At one point, God in His Infinite wisdom decided that it’s time for certain souls to inhabit physical bodies to experience life as a human being. You and I are born to human parents under life circumstances we couldn’t have anticipated.
It feels like we don’t have a choice. Some of us feels miserable, others grateful, while the great majority are very confused.
Over the years I’ve had some serious moments when I asked, “Why am I here?” “What’s the point of being born in a planet plagued with discord and suffering?”. I’ll get discouraged. I’ll sulk for days. Yet somehow deep inside of me there is a glow of hope of inspiration and a knowing that one day it will all make sense.
I’ve always felt that we are intelligent souls, with built-in navigation system to direct us towards every step of life. This is to fulfill that master plan our Creator has designed for the human race— individually and collectively. It’s like we were sent with a program/ software that predetermines in a sense how to fulfill the best version of our lives. But it isn’t set in stone because of free will—the greatest gift endowed to man as God’s creatures.
We forget who we truly are upon our entry into this world. It sucks. Isn’t it much easier to recall everything on day one to guarantee success and save us so much heartache in our lifetime? Why oh why is life so hard?
Life is a process and we must forget in order to work towards remembering. To tap into this forgotten “life map”, we must “reconnect” with the Divine through prayer, meditation, and other forms of spiritual practice. They’re meant to awaken our souls and open up to invisible guidance to lead us to the right path and be in alignment with the will of God.
We are meant to live meaningful lives as God’s co-creators. There is power in our choices to create the life we wanted, with God on our side or without. Will it make a difference? My understanding is that if we live more consciously and in recognition that there is a Higher Power overseeing us, we are more at peace knowing that we’re going to be okay and not lose that joy of living.

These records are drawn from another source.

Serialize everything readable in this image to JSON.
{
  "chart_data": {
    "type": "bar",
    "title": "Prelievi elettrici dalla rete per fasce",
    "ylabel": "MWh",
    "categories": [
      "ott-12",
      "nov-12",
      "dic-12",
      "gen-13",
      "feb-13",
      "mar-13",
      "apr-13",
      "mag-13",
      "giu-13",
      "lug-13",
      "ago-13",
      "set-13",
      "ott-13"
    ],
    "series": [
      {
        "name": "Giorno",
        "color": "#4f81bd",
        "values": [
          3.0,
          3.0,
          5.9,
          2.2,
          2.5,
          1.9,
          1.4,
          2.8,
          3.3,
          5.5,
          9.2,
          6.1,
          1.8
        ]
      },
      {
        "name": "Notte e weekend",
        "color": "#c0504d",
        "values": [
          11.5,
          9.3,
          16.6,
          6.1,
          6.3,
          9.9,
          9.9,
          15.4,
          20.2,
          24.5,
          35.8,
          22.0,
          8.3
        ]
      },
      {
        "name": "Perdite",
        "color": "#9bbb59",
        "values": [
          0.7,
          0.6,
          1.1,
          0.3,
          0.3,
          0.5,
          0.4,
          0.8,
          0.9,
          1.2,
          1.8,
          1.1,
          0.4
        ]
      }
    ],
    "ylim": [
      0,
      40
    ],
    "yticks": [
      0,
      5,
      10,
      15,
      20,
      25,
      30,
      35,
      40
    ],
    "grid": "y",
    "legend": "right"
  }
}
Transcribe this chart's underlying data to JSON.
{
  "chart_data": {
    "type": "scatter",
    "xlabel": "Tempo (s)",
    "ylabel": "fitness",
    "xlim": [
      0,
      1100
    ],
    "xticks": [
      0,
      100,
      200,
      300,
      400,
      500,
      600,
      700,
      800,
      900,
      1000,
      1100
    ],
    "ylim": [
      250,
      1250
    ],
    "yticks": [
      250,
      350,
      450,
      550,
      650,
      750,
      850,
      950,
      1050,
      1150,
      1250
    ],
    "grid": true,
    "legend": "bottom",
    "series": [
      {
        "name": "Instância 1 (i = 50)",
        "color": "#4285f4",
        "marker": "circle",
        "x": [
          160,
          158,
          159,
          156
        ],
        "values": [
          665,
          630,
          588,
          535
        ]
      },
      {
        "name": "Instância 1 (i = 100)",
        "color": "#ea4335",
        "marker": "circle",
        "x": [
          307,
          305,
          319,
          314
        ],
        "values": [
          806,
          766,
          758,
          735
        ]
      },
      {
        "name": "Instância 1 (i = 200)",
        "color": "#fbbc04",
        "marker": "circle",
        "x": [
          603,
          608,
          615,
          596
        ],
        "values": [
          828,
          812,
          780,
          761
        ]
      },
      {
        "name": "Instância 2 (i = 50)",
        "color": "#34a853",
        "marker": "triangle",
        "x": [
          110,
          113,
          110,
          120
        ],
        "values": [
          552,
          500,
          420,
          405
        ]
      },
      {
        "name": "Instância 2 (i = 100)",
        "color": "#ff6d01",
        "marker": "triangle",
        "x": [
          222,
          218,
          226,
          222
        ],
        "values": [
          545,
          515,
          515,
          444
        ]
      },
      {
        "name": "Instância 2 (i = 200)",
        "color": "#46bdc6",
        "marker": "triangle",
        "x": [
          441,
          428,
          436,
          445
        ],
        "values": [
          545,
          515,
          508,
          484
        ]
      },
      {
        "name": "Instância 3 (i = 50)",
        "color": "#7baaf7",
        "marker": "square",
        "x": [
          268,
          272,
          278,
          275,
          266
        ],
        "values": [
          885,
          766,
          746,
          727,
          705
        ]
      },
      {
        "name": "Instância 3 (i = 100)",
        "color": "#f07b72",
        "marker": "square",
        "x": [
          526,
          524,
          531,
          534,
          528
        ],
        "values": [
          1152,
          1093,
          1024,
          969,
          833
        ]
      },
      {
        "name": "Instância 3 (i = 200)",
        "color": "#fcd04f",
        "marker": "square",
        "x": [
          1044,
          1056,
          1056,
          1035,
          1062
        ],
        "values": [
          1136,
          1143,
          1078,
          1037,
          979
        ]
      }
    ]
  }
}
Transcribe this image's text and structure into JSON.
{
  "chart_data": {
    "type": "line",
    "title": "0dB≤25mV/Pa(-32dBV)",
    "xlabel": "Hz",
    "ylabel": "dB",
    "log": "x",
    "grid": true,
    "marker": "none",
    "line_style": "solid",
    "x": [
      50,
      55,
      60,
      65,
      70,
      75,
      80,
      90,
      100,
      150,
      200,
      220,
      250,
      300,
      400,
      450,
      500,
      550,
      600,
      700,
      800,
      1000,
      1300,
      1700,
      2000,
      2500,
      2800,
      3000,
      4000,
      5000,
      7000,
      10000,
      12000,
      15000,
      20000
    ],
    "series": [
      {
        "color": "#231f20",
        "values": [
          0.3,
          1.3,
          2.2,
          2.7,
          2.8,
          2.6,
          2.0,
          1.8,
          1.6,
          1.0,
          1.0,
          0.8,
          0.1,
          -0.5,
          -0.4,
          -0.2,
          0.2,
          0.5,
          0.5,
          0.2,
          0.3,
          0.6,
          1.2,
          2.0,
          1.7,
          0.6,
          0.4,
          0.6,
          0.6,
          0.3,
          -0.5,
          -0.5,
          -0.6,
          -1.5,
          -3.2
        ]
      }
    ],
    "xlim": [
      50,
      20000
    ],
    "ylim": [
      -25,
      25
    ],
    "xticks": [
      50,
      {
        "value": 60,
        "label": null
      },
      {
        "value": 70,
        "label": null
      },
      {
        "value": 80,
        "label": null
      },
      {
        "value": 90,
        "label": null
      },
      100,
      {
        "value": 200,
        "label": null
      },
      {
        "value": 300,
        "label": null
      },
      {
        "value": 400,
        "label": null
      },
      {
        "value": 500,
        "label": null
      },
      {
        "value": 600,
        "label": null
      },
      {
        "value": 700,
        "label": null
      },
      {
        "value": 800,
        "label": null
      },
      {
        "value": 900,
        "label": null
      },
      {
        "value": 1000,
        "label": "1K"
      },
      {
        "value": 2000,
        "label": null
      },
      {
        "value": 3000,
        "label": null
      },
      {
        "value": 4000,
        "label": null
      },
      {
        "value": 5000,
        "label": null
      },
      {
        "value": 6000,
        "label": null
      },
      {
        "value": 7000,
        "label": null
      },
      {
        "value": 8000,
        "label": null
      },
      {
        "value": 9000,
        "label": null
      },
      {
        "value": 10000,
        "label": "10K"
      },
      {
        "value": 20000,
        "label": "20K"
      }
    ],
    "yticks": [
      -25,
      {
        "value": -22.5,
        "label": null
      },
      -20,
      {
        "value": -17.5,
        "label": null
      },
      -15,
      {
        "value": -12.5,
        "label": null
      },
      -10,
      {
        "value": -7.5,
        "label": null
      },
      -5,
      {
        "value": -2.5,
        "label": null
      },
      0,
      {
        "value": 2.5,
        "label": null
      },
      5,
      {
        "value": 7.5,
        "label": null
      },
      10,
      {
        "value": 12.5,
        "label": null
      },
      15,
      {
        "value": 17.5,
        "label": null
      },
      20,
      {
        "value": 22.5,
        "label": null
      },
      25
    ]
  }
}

On the contrary, if we decide to move on without God’s guidance, we’re left on our own like a blind man stubbornly walking towards an unknown path, oblivious to the dangers lurking ahead, more likely to get hurt and suffer more.

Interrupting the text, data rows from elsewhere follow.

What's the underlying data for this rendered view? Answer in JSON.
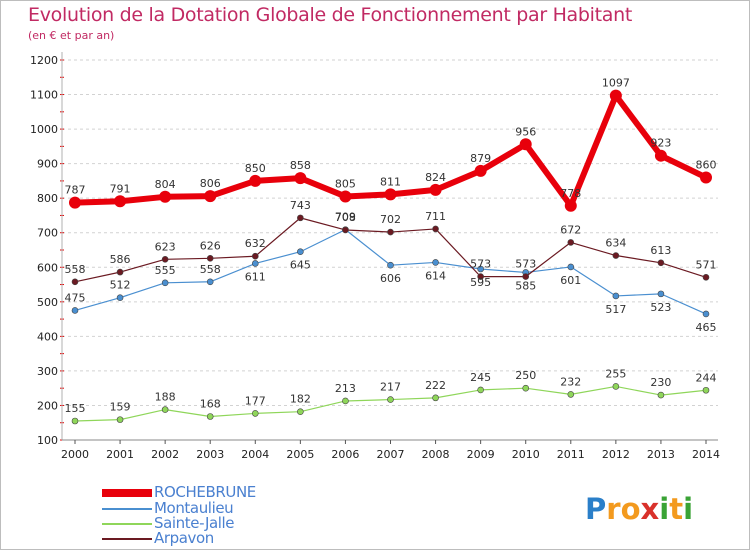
{
  "title": "Evolution de la Dotation Globale de Fonctionnement par Habitant",
  "subtitle": "(en € et par an)",
  "logo": {
    "text": "Proxiti",
    "letters": [
      {
        "ch": "P",
        "color": "#2a7fc9"
      },
      {
        "ch": "r",
        "color": "#f39a1e"
      },
      {
        "ch": "o",
        "color": "#f39a1e"
      },
      {
        "ch": "x",
        "color": "#d9312b"
      },
      {
        "ch": "i",
        "color": "#3aa335"
      },
      {
        "ch": "t",
        "color": "#f39a1e"
      },
      {
        "ch": "i",
        "color": "#3aa335"
      }
    ]
  },
  "chart_data": {
    "type": "line",
    "title": "Evolution de la Dotation Globale de Fonctionnement par Habitant",
    "subtitle": "(en € et par an)",
    "x": [
      "2000",
      "2001",
      "2002",
      "2003",
      "2004",
      "2005",
      "2006",
      "2007",
      "2008",
      "2009",
      "2010",
      "2011",
      "2012",
      "2013",
      "2014"
    ],
    "ylim": [
      100,
      1200
    ],
    "yticks": [
      100,
      200,
      300,
      400,
      500,
      600,
      700,
      800,
      900,
      1000,
      1100,
      1200
    ],
    "grid": "horizontal dashed",
    "legend_position": "bottom-left",
    "series": [
      {
        "name": "ROCHEBRUNE",
        "color": "#e8000b",
        "values": [
          787,
          791,
          804,
          806,
          850,
          858,
          805,
          811,
          824,
          879,
          956,
          778,
          1097,
          923,
          860
        ]
      },
      {
        "name": "Montaulieu",
        "color": "#4a8fd0",
        "values": [
          475,
          512,
          555,
          558,
          611,
          645,
          709,
          606,
          614,
          595,
          585,
          601,
          517,
          523,
          465
        ]
      },
      {
        "name": "Sainte-Jalle",
        "color": "#8fd65a",
        "values": [
          155,
          159,
          188,
          168,
          177,
          182,
          213,
          217,
          222,
          245,
          250,
          232,
          255,
          230,
          244
        ]
      },
      {
        "name": "Arpavon",
        "color": "#6b1a22",
        "values": [
          558,
          586,
          623,
          626,
          632,
          743,
          708,
          702,
          711,
          573,
          573,
          672,
          634,
          613,
          571
        ]
      }
    ]
  }
}
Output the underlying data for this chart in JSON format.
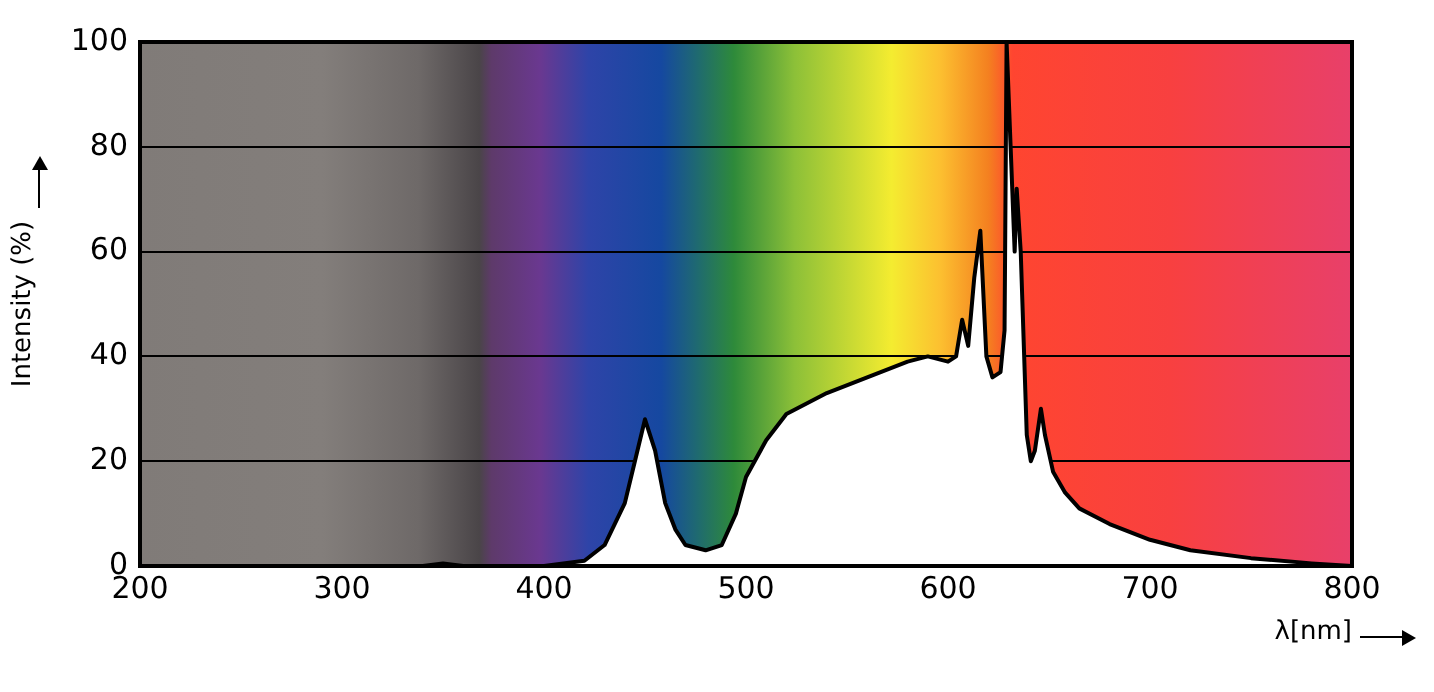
{
  "chart_data": {
    "type": "area",
    "xlabel": "λ[nm]",
    "ylabel": "Intensity (%)",
    "xlim": [
      200,
      800
    ],
    "xticks": [
      200,
      300,
      400,
      500,
      600,
      700,
      800
    ],
    "ylim": [
      0,
      100
    ],
    "yticks": [
      0,
      20,
      40,
      60,
      80,
      100
    ],
    "grid": "y",
    "legend": false,
    "series": [
      {
        "color": "#ffffff",
        "x": [
          200,
          340,
          350,
          360,
          400,
          420,
          430,
          440,
          445,
          450,
          455,
          460,
          465,
          470,
          480,
          488,
          495,
          500,
          510,
          520,
          540,
          560,
          580,
          590,
          600,
          604,
          607,
          610,
          613,
          616,
          619,
          622,
          626,
          628,
          629,
          631,
          633,
          634,
          636,
          639,
          641,
          643,
          646,
          648,
          652,
          658,
          665,
          680,
          700,
          720,
          750,
          780,
          800
        ],
        "values": [
          0,
          0,
          0.5,
          0,
          0,
          1,
          4,
          12,
          20,
          28,
          22,
          12,
          7,
          4,
          3,
          4,
          10,
          17,
          24,
          29,
          33,
          36,
          39,
          40,
          39,
          40,
          47,
          42,
          55,
          64,
          40,
          36,
          37,
          45,
          100,
          80,
          60,
          72,
          60,
          25,
          20,
          22,
          30,
          25,
          18,
          14,
          11,
          8,
          5,
          3,
          1.5,
          0.5,
          0
        ]
      }
    ]
  }
}
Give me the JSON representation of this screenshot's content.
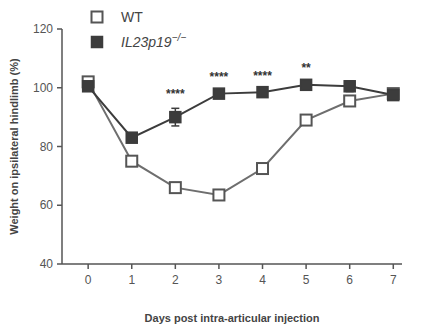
{
  "chart_data": {
    "type": "line",
    "x_label": "Days post intra-articular injection",
    "y_label": "Weight on ipsilateral hindlimb (%)",
    "x": [
      0,
      1,
      2,
      3,
      4,
      5,
      6,
      7
    ],
    "series": [
      {
        "name": "WT",
        "color": "#6e6e6e",
        "marker": "square-open",
        "values": [
          102,
          75,
          66,
          63.5,
          72.5,
          89,
          95.5,
          98
        ],
        "errors": [
          1,
          1.2,
          1.2,
          1.2,
          1,
          1.5,
          1.2,
          1
        ]
      },
      {
        "name": "IL23p19−/−",
        "color": "#3c3c3c",
        "marker": "square",
        "values": [
          100.5,
          83,
          90,
          98,
          98.5,
          101,
          100.5,
          97.5
        ],
        "errors": [
          1,
          1,
          3,
          1,
          0.8,
          1,
          1.8,
          1
        ]
      }
    ],
    "annotations": [
      {
        "x": 2,
        "text": "****"
      },
      {
        "x": 3,
        "text": "****"
      },
      {
        "x": 4,
        "text": "****"
      },
      {
        "x": 5,
        "text": "**"
      }
    ],
    "xlim": [
      -0.6,
      7.2
    ],
    "ylim": [
      40,
      120
    ],
    "xticks": [
      0,
      1,
      2,
      3,
      4,
      5,
      6,
      7
    ],
    "yticks": [
      40,
      60,
      80,
      100,
      120
    ],
    "grid": false,
    "legend": "top-left"
  }
}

I’ve had my share of stubbornness over the years and I’ve paid dearly for them. I suffered feeling so much guilt and shame. Yet in these temporary deviations from God’s plan for my life, I knew there is always love and forgiveness. I feel it every single time. It gives me the strength to move on and try again.
My life is still unfolding. I pray that I will live a longer life in order to see more wonders of God’s hand in my life. I know I am on the right path as I toiled for so many years to understand His will for me. Yet I still struggle like so many of you. It’s all part of the process.
One thing I know for sure is that I’m gonna be okay. Life is beautiful and no matter my choices, I am always loved. I have to remember that and remind myself daily of that beautiful promise.